CMStatistics 2023: Start Registration
View Submission - CMStatistics
B0640
Title: Manifold random forests for decoding EEG data and estimating mutual information Authors:  Adam Li - Columbia University (United States) [presenting]
Ronan Perry - University of Washington (United States)
Chester Huynh - Microsoft (United States)
Joshua Vogelstein - Johns Hopkins University (United States)
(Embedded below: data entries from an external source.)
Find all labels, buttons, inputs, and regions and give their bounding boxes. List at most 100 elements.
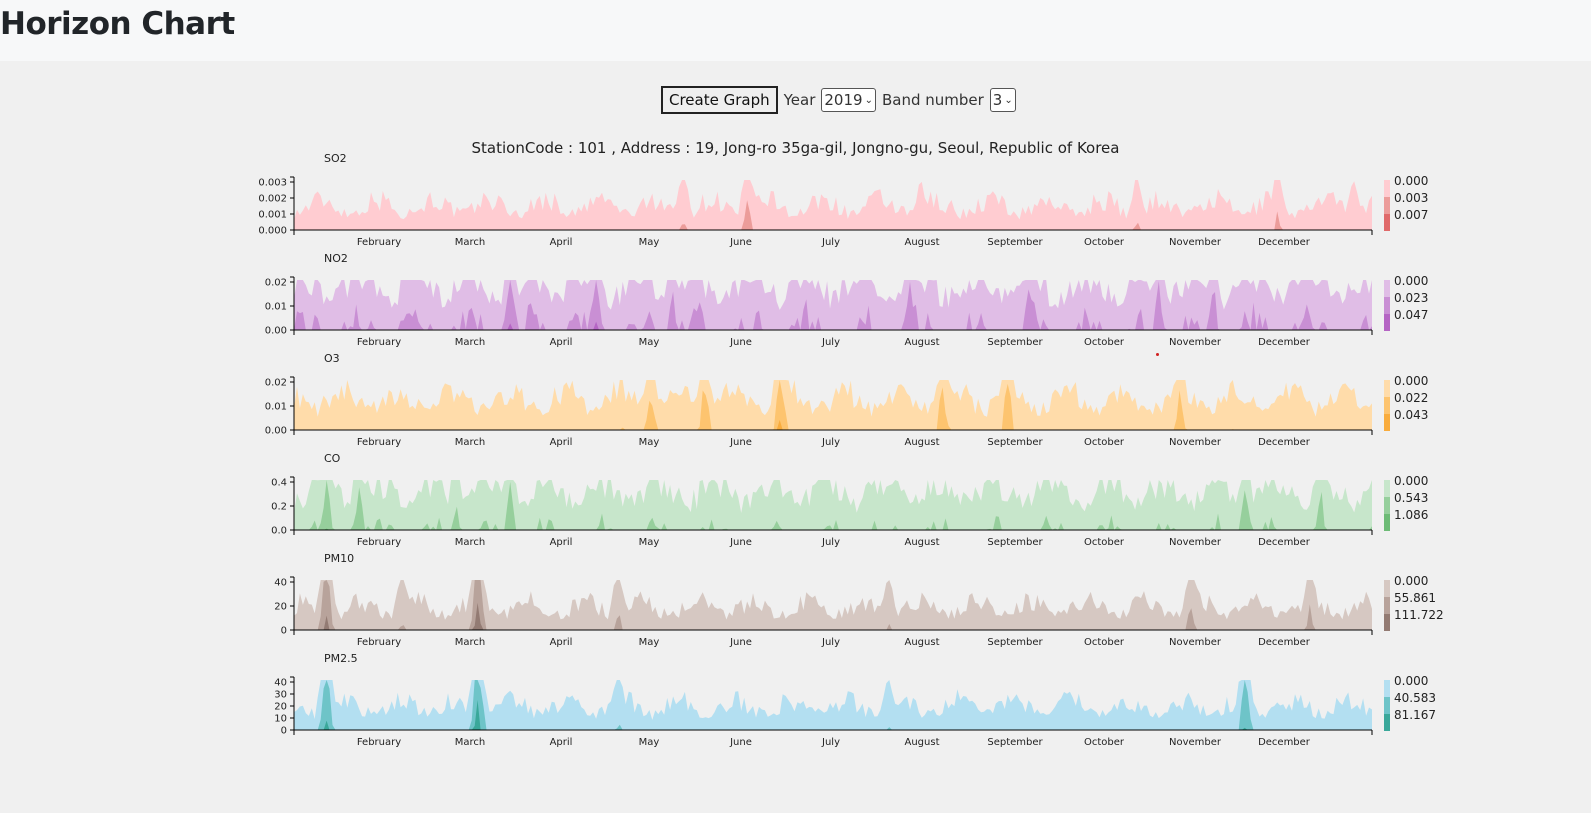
x-tick-label: November bbox=[1169, 337, 1222, 348]
x-tick-label: July bbox=[821, 637, 840, 648]
legend-label: 40.583 bbox=[1394, 691, 1436, 705]
legend-swatch bbox=[1384, 580, 1390, 597]
year-select[interactable]: 2019 ⌄ bbox=[821, 88, 876, 112]
x-tick-label: August bbox=[905, 637, 940, 648]
legend-swatch bbox=[1384, 297, 1390, 314]
horizon-bands bbox=[294, 180, 1372, 230]
x-tick-label: February bbox=[357, 537, 401, 548]
legend-label: 111.722 bbox=[1394, 608, 1444, 622]
x-tick-label: September bbox=[987, 737, 1043, 748]
cursor-dot bbox=[1156, 353, 1159, 356]
band-number-select[interactable]: 3 ⌄ bbox=[989, 88, 1016, 112]
x-tick-label: February bbox=[357, 737, 401, 748]
y-tick-label: 0.01 bbox=[265, 402, 287, 413]
x-tick-label: March bbox=[455, 637, 485, 648]
chart-co: CO February March April May June July August Sep… bbox=[271, 452, 1428, 548]
x-tick-label: December bbox=[1258, 537, 1311, 548]
x-tick-label: June bbox=[729, 737, 752, 748]
x-tick-label: June bbox=[729, 537, 752, 548]
legend-label: 0.000 bbox=[1394, 474, 1428, 488]
x-tick-label: September bbox=[987, 237, 1043, 248]
x-tick-label: September bbox=[987, 437, 1043, 448]
x-tick-label: May bbox=[639, 337, 660, 348]
x-tick-label: November bbox=[1169, 437, 1222, 448]
x-tick-label: June bbox=[729, 237, 752, 248]
legend-label: 0.023 bbox=[1394, 291, 1428, 305]
y-tick-label: 0.00 bbox=[265, 326, 287, 337]
chart-pm10: PM10 February March April May June July August S… bbox=[274, 552, 1443, 648]
chart-no2: NO2 February March April May June July August Se… bbox=[265, 252, 1429, 348]
chart-title: O3 bbox=[324, 352, 340, 365]
x-tick-label: September bbox=[987, 537, 1043, 548]
band-2-area bbox=[294, 480, 1372, 530]
station-info: StationCode : 101 , Address : 19, Jong-r… bbox=[471, 139, 1120, 157]
band-3-area bbox=[294, 321, 1372, 330]
legend-swatch bbox=[1384, 380, 1390, 397]
chart-so2: SO2 February March April May June July August Se… bbox=[258, 152, 1428, 248]
x-tick-label: April bbox=[550, 537, 573, 548]
x-tick-label: July bbox=[821, 237, 840, 248]
y-tick-label: 0.4 bbox=[271, 478, 287, 489]
legend-label: 0.000 bbox=[1394, 174, 1428, 188]
horizon-bands bbox=[294, 380, 1372, 430]
y-tick-label: 0 bbox=[281, 626, 287, 637]
x-tick-label: July bbox=[821, 337, 840, 348]
x-tick-label: December bbox=[1258, 437, 1311, 448]
legend-label: 0.000 bbox=[1394, 274, 1428, 288]
chart-title: SO2 bbox=[324, 152, 347, 165]
band-2-area bbox=[294, 280, 1372, 330]
y-tick-label: 0.000 bbox=[258, 226, 287, 237]
controls-bar: Create Graph Year 2019 ⌄ Band number 3 ⌄ bbox=[661, 86, 1016, 114]
x-tick-label: August bbox=[905, 737, 940, 748]
x-tick-label: February bbox=[357, 237, 401, 248]
band-1-area bbox=[294, 180, 1372, 230]
legend-label: 0.007 bbox=[1394, 208, 1428, 222]
x-tick-label: February bbox=[357, 637, 401, 648]
legend-swatch bbox=[1384, 714, 1390, 731]
x-tick-label: March bbox=[455, 537, 485, 548]
y-tick-label: 0.2 bbox=[271, 502, 287, 513]
legend-swatch bbox=[1384, 697, 1390, 714]
legend-label: 81.167 bbox=[1394, 708, 1436, 722]
chart-title: PM10 bbox=[324, 552, 354, 565]
band-1-area bbox=[294, 380, 1372, 430]
x-tick-label: July bbox=[821, 737, 840, 748]
x-tick-label: October bbox=[1084, 537, 1125, 548]
legend-swatch bbox=[1384, 397, 1390, 414]
legend-swatch bbox=[1384, 214, 1390, 231]
y-tick-label: 0.001 bbox=[258, 210, 287, 221]
horizon-bands bbox=[294, 680, 1372, 730]
y-tick-label: 20 bbox=[274, 702, 287, 713]
chevron-down-icon: ⌄ bbox=[1004, 94, 1013, 106]
y-tick-label: 0 bbox=[281, 726, 287, 737]
y-tick-label: 10 bbox=[274, 714, 287, 725]
y-tick-label: 30 bbox=[274, 690, 287, 701]
x-tick-label: April bbox=[550, 637, 573, 648]
horizon-bands bbox=[294, 580, 1372, 630]
y-tick-label: 0.02 bbox=[265, 378, 287, 389]
legend-label: 0.003 bbox=[1394, 191, 1428, 205]
legend-swatch bbox=[1384, 614, 1390, 631]
create-graph-button[interactable]: Create Graph bbox=[661, 86, 778, 114]
x-tick-label: March bbox=[455, 337, 485, 348]
x-tick-label: May bbox=[639, 237, 660, 248]
year-select-value: 2019 bbox=[824, 91, 863, 109]
x-tick-label: July bbox=[821, 537, 840, 548]
legend-label: 0.022 bbox=[1394, 391, 1428, 405]
x-tick-label: October bbox=[1084, 337, 1125, 348]
y-tick-label: 0.002 bbox=[258, 194, 287, 205]
chart-title: CO bbox=[324, 452, 341, 465]
chart-o3: O3 February March April May June July August Sep… bbox=[265, 352, 1429, 448]
x-tick-label: November bbox=[1169, 737, 1222, 748]
x-tick-label: June bbox=[729, 337, 752, 348]
legend-swatch bbox=[1384, 680, 1390, 697]
band-1-area bbox=[294, 680, 1372, 730]
legend-label: 0.043 bbox=[1394, 408, 1428, 422]
page-title: Horizon Chart bbox=[0, 6, 235, 42]
chart-pm25: PM2.5 February March April May June July August… bbox=[274, 652, 1436, 748]
band-1-area bbox=[294, 580, 1372, 630]
x-tick-label: May bbox=[639, 437, 660, 448]
legend-label: 0.543 bbox=[1394, 491, 1428, 505]
y-tick-label: 40 bbox=[274, 578, 287, 589]
legend-label: 0.047 bbox=[1394, 308, 1428, 322]
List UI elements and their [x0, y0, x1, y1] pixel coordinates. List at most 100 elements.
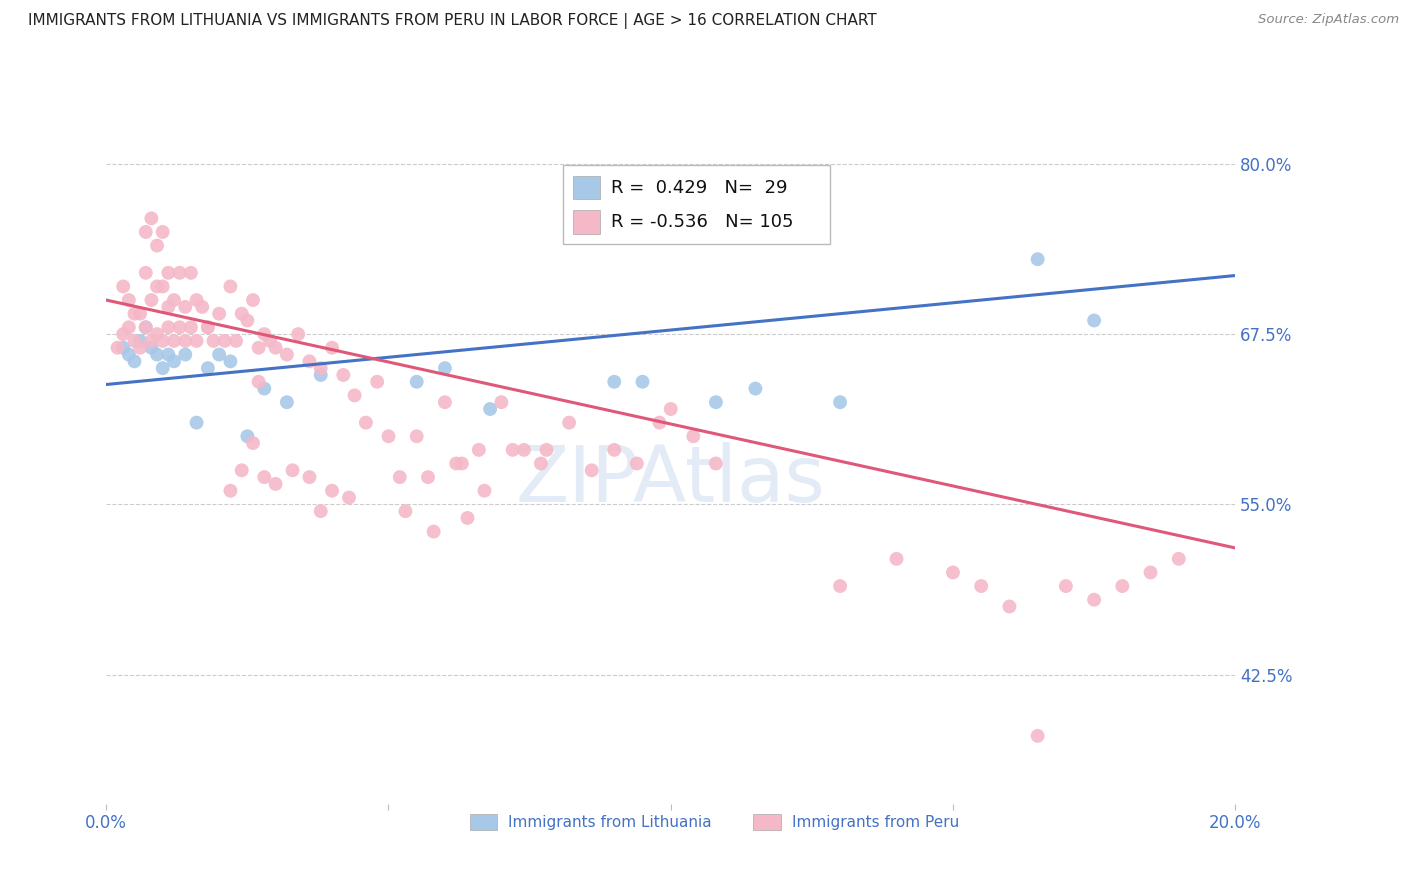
- Point: [202, 334, 225, 348]
- Point: [558, 416, 581, 430]
- Point: [704, 457, 727, 471]
- Point: [118, 320, 141, 334]
- Point: [474, 483, 496, 498]
- Point: [225, 334, 247, 348]
- Point: [886, 551, 908, 566]
- Text: IMMIGRANTS FROM LITHUANIA VS IMMIGRANTS FROM PERU IN LABOR FORCE | AGE > 16 CORR: IMMIGRANTS FROM LITHUANIA VS IMMIGRANTS …: [28, 13, 877, 29]
- Point: [1026, 252, 1049, 267]
- Point: [828, 395, 851, 409]
- Point: [942, 566, 965, 580]
- Point: [287, 327, 309, 342]
- Point: [970, 579, 993, 593]
- Point: [219, 279, 242, 293]
- Point: [416, 470, 439, 484]
- Point: [197, 320, 219, 334]
- Point: [998, 599, 1021, 614]
- Point: [231, 463, 253, 477]
- Point: [1026, 729, 1049, 743]
- Point: [169, 266, 191, 280]
- Point: [124, 334, 146, 348]
- Point: [236, 313, 259, 327]
- Point: [219, 354, 242, 368]
- Point: [141, 211, 163, 226]
- Text: R = -0.536   N= 105: R = -0.536 N= 105: [610, 213, 793, 231]
- Text: Source: ZipAtlas.com: Source: ZipAtlas.com: [1258, 13, 1399, 27]
- Point: [107, 341, 129, 355]
- Point: [152, 361, 174, 376]
- Point: [468, 442, 491, 457]
- Point: [186, 334, 208, 348]
- Point: [309, 368, 332, 382]
- Point: [163, 354, 186, 368]
- Point: [433, 361, 456, 376]
- Point: [129, 341, 152, 355]
- Point: [208, 347, 231, 361]
- Point: [444, 457, 467, 471]
- Point: [603, 442, 626, 457]
- Point: [186, 293, 208, 307]
- Point: [231, 307, 253, 321]
- Point: [146, 327, 169, 342]
- Point: [405, 375, 427, 389]
- Point: [152, 279, 174, 293]
- Point: [112, 341, 135, 355]
- Point: [242, 436, 264, 450]
- Point: [343, 388, 366, 402]
- Point: [247, 375, 270, 389]
- Point: [112, 279, 135, 293]
- Point: [1111, 579, 1133, 593]
- Text: Immigrants from Peru: Immigrants from Peru: [792, 814, 959, 830]
- Point: [259, 334, 281, 348]
- Point: [332, 368, 354, 382]
- Point: [828, 579, 851, 593]
- Point: [298, 470, 321, 484]
- Point: [247, 341, 270, 355]
- Point: [536, 442, 558, 457]
- Point: [236, 429, 259, 443]
- Point: [298, 354, 321, 368]
- Point: [253, 470, 276, 484]
- Point: [141, 334, 163, 348]
- Point: [1139, 566, 1161, 580]
- Point: [631, 375, 654, 389]
- Point: [180, 320, 202, 334]
- Point: [174, 347, 197, 361]
- Point: [124, 307, 146, 321]
- Point: [581, 463, 603, 477]
- Point: [309, 504, 332, 518]
- Point: [253, 327, 276, 342]
- Point: [309, 361, 332, 376]
- Point: [264, 477, 287, 491]
- Point: [354, 416, 377, 430]
- Point: [118, 293, 141, 307]
- Point: [502, 442, 524, 457]
- Point: [388, 470, 411, 484]
- Point: [450, 457, 472, 471]
- Point: [479, 402, 502, 417]
- Point: [744, 382, 766, 396]
- Point: [530, 457, 553, 471]
- Point: [405, 429, 427, 443]
- Point: [197, 320, 219, 334]
- Point: [174, 334, 197, 348]
- Point: [1054, 579, 1077, 593]
- Point: [163, 334, 186, 348]
- Point: [1083, 592, 1105, 607]
- Point: [377, 429, 399, 443]
- Point: [152, 334, 174, 348]
- Point: [135, 225, 157, 239]
- Point: [214, 334, 236, 348]
- Point: [191, 300, 214, 314]
- Point: [157, 266, 180, 280]
- Point: [135, 320, 157, 334]
- Point: [433, 395, 456, 409]
- Point: [174, 300, 197, 314]
- Point: [208, 307, 231, 321]
- Point: [146, 347, 169, 361]
- Point: [281, 463, 304, 477]
- Point: [135, 320, 157, 334]
- Text: Immigrants from Lithuania: Immigrants from Lithuania: [509, 814, 711, 830]
- Point: [242, 293, 264, 307]
- Point: [186, 416, 208, 430]
- Point: [603, 375, 626, 389]
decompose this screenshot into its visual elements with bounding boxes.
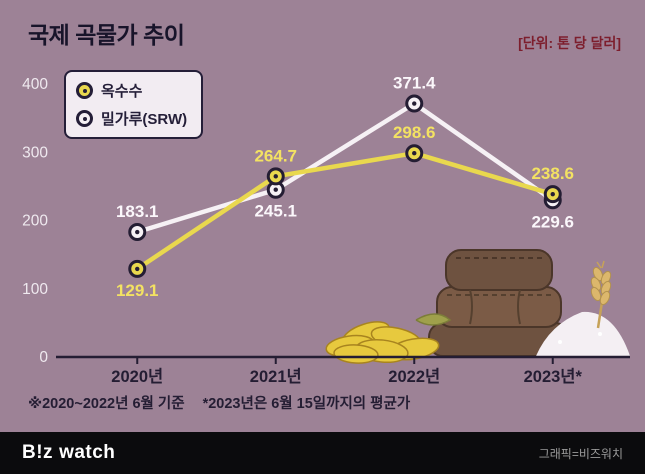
x-tick-label: 2021년 <box>250 367 302 386</box>
page-title: 국제 곡물가 추이 <box>28 22 185 48</box>
legend-item-corn: 옥수수 <box>76 80 187 101</box>
x-tick-label: 2022년 <box>388 367 440 386</box>
value-label: 371.4 <box>393 74 436 93</box>
wheat-marker-icon <box>76 110 93 127</box>
point-marker-center <box>550 191 555 197</box>
y-tick-label: 400 <box>22 76 48 93</box>
value-label: 238.6 <box>531 164 574 183</box>
value-label: 245.1 <box>254 202 297 221</box>
footer-bar: B!z watch 그래픽=비즈워치 <box>0 432 645 474</box>
y-tick-label: 100 <box>22 281 48 298</box>
x-tick-label: 2023년* <box>524 367 583 386</box>
footnote-average: *2023년은 6월 15일까지의 평균가 <box>202 396 411 412</box>
series-line-1 <box>135 101 555 235</box>
wheat-stalk-icon <box>590 260 612 329</box>
value-label: 298.6 <box>393 123 436 142</box>
point-marker-center <box>135 266 140 272</box>
point-marker-center <box>412 151 417 156</box>
series-line-0 <box>135 150 555 272</box>
legend-item-wheat: 밀가루(SRW) <box>76 108 187 129</box>
point-marker-center <box>135 229 140 235</box>
legend-label-wheat: 밀가루(SRW) <box>101 111 188 128</box>
grain-sack-middle <box>436 286 562 328</box>
credit-text: 그래픽=비즈워치 <box>538 446 623 461</box>
y-tick-label: 200 <box>22 213 48 230</box>
y-tick-label: 0 <box>39 349 48 366</box>
footnote-base: ※2020~2022년 6월 기준 <box>28 396 185 412</box>
legend-label-corn: 옥수수 <box>101 83 143 100</box>
point-marker-center <box>412 101 417 106</box>
bizwatch-logo: B!z watch <box>22 442 115 464</box>
grain-sack-top <box>445 249 553 291</box>
grain-price-line-chart: 0 100 200 300 400 2020년 2021년 2022년 2023년* 183.1 2… <box>22 74 630 386</box>
value-label: 129.1 <box>116 281 159 300</box>
logo-watch-text: watch <box>59 442 116 463</box>
logo-biz-text: B!z <box>22 442 54 463</box>
chart-legend: 옥수수 밀가루(SRW) <box>64 70 204 139</box>
point-marker-center <box>273 187 278 192</box>
point-marker-center <box>273 174 278 179</box>
value-label: 264.7 <box>254 146 297 165</box>
flour-mound <box>536 311 630 356</box>
corn-marker-icon <box>76 82 93 99</box>
unit-label: [단위: 톤 당 달러] <box>518 35 621 51</box>
grain-illustration <box>325 249 630 364</box>
footnote: ※2020~2022년 6월 기준 *2023년은 6월 15일까지의 평균가 <box>28 392 410 413</box>
value-label: 183.1 <box>116 202 159 221</box>
x-tick-label: 2020년 <box>111 367 163 386</box>
value-label: 229.6 <box>531 212 574 231</box>
y-tick-label: 300 <box>22 144 48 161</box>
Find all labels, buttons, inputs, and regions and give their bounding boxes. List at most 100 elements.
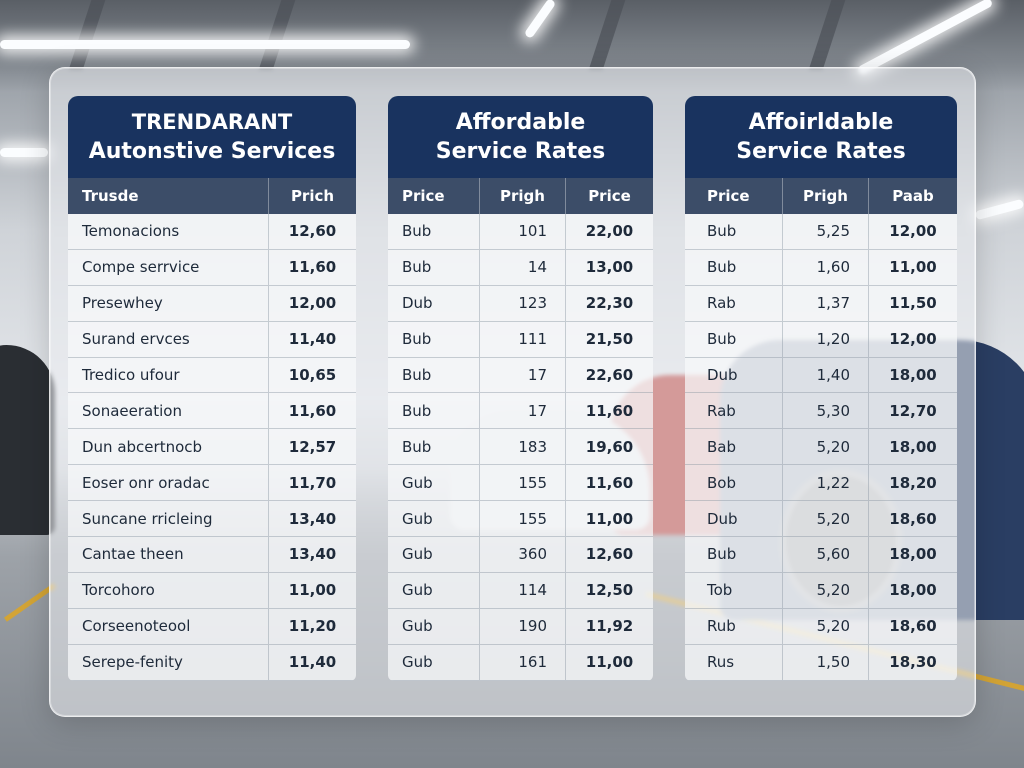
column-header: Trusde [68,178,269,214]
table-row: Gub 114 12,50 [388,572,653,609]
table-row: Bub 183 19,60 [388,429,653,466]
service-cell: Bub [388,249,480,285]
table-row: Rab 5,30 12,70 [685,393,957,430]
price-cell: 101 [480,214,566,249]
table-row: Rus 1,50 18,30 [685,644,957,681]
column-header: Price [588,187,631,205]
price-cell: 22,00 [585,222,634,241]
column-header: Prigh [783,178,869,214]
table-row: Dub 1,40 18,00 [685,357,957,394]
price-cell: 5,25 [783,214,869,249]
table-row: Suncane rricleing 13,40 [68,501,356,538]
price-cell: 18,60 [889,509,937,528]
card-title-line2: Service Rates [736,139,906,164]
parked-car [0,345,55,535]
column-header: Price [388,178,480,214]
table-row: Surand ervces 11,40 [68,321,356,358]
price-cell: 11,40 [288,653,337,672]
price-cell: 11,00 [585,509,634,528]
table-body: Bub 101 22,00 Bub 14 13,00 Dub 123 22,30 Bub 111 21… [388,214,653,681]
price-cell: 11,60 [585,401,634,420]
table-row: Bub 17 22,60 [388,357,653,394]
table-row: Presewhey 12,00 [68,285,356,322]
service-cell: Gub [388,572,480,608]
price-cell: 18,00 [889,437,937,456]
price-cell: 190 [480,608,566,644]
table-row: Serepe-fenity 11,40 [68,644,356,681]
price-cell: 14 [480,249,566,285]
price-cell: 11,00 [288,581,337,600]
services-card: Trendarant Autonstive Services Trusde Pr… [68,96,356,681]
price-cell: 12,57 [288,437,337,456]
price-cell: 12,00 [288,294,337,313]
rates-card: Affoirldable Service Rates Price Prigh P… [685,96,957,681]
service-cell: Cantae theen [68,537,269,572]
service-cell: Rab [685,393,783,429]
price-cell: 19,60 [585,437,634,456]
service-cell: Temonacions [68,214,269,249]
price-cell: 111 [480,321,566,357]
service-cell: Rab [685,285,783,321]
price-cell: 11,20 [288,617,337,636]
price-cell: 5,20 [783,608,869,644]
table-row: Bub 17 11,60 [388,393,653,430]
price-cell: 22,60 [585,366,634,384]
price-cell: 1,60 [783,249,869,285]
ceiling-light [0,148,48,157]
price-cell: 18,00 [889,366,937,384]
service-cell: Bub [388,357,480,393]
service-cell: Gub [388,537,480,572]
table-row: Dub 123 22,30 [388,285,653,322]
table-header: Trusde Prich [68,178,356,214]
service-cell: Gub [388,608,480,644]
table-row: Corseenoteool 11,20 [68,608,356,645]
service-cell: Dun abcertnocb [68,429,269,465]
table-row: Compe serrvice 11,60 [68,249,356,286]
price-cell: 13,00 [585,258,634,277]
price-cell: 5,20 [783,501,869,537]
price-cell: 5,20 [783,572,869,608]
card-title-line1: Trendarant [131,110,293,134]
service-cell: Torcohoro [68,572,269,608]
service-cell: Bub [388,429,480,465]
price-cell: 18,00 [889,545,937,564]
table-row: Bub 14 13,00 [388,249,653,286]
service-cell: Rub [685,608,783,644]
table-row: Temonacions 12,60 [68,214,356,250]
price-cell: 12,60 [288,222,337,241]
service-cell: Bub [685,537,783,572]
price-cell: 1,50 [783,644,869,680]
price-cell: 183 [480,429,566,465]
price-cell: 11,50 [889,294,937,313]
price-cell: 360 [480,537,566,572]
table-body: Temonacions 12,60 Compe serrvice 11,60 Prese… [68,214,356,681]
card-title-line2: Service Rates [435,139,606,164]
price-cell: 18,60 [889,617,937,636]
price-cell: 11,92 [585,617,634,636]
table-row: Bub 1,60 11,00 [685,249,957,286]
service-cell: Bab [685,429,783,465]
column-header: Prigh [480,178,566,214]
price-cell: 12,00 [889,222,937,241]
price-cell: 11,00 [889,258,937,277]
price-cell: 11,70 [288,473,337,492]
table-row: Bub 111 21,50 [388,321,653,358]
price-cell: 1,20 [783,321,869,357]
service-cell: Gub [388,644,480,680]
table-row: Rub 5,20 18,60 [685,608,957,645]
service-cell: Bub [388,321,480,357]
service-cell: Bub [685,214,783,249]
price-cell: 161 [480,644,566,680]
price-cell: 12,60 [585,545,634,564]
table-row: Cantae theen 13,40 [68,537,356,573]
card-title-line1: Affoirldable [748,110,894,135]
price-cell: 11,60 [585,473,634,492]
service-cell: Bub [685,249,783,285]
price-cell: 13,40 [288,545,337,564]
service-cell: Surand ervces [68,321,269,357]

Abstract: Quantitative understanding of biomarkers for mental health requires robust models that can handle high-dimensional and structured data. Moreover, it is important to be able to conduct valid statistical inference to determine for example if two potential biomarkers of mental health are conditionally independent. Decision forests, including random forests, have solidified themselves in the past couple of decades as a powerful ensemble learning method in supervised settings, including both classification and regression. Beyond just prediction, one may be interested in hypothesis testing and estimation of information-theoretic quantities, such as conditional mutual information. Decision trees can be used as semi-parametric models for a wide variety of tasks. Decision trees are demonstrated to be used to model manifolds and apply them to high-dimensional EEG data. Manifold oblique random forests (MORF) are used to analyze an intracranial EEG (iEEG dataset containing subcortical and cortical brain recordings from epilepsy subjects undergoing iEEG monitoring for clinical purposes. In addition, honest random forests are leveraged to estimate mutual information. All the models are implemented in a package, called scikit-tree, which is scikit-learn compatible and leverages Cython and C++ for scalability.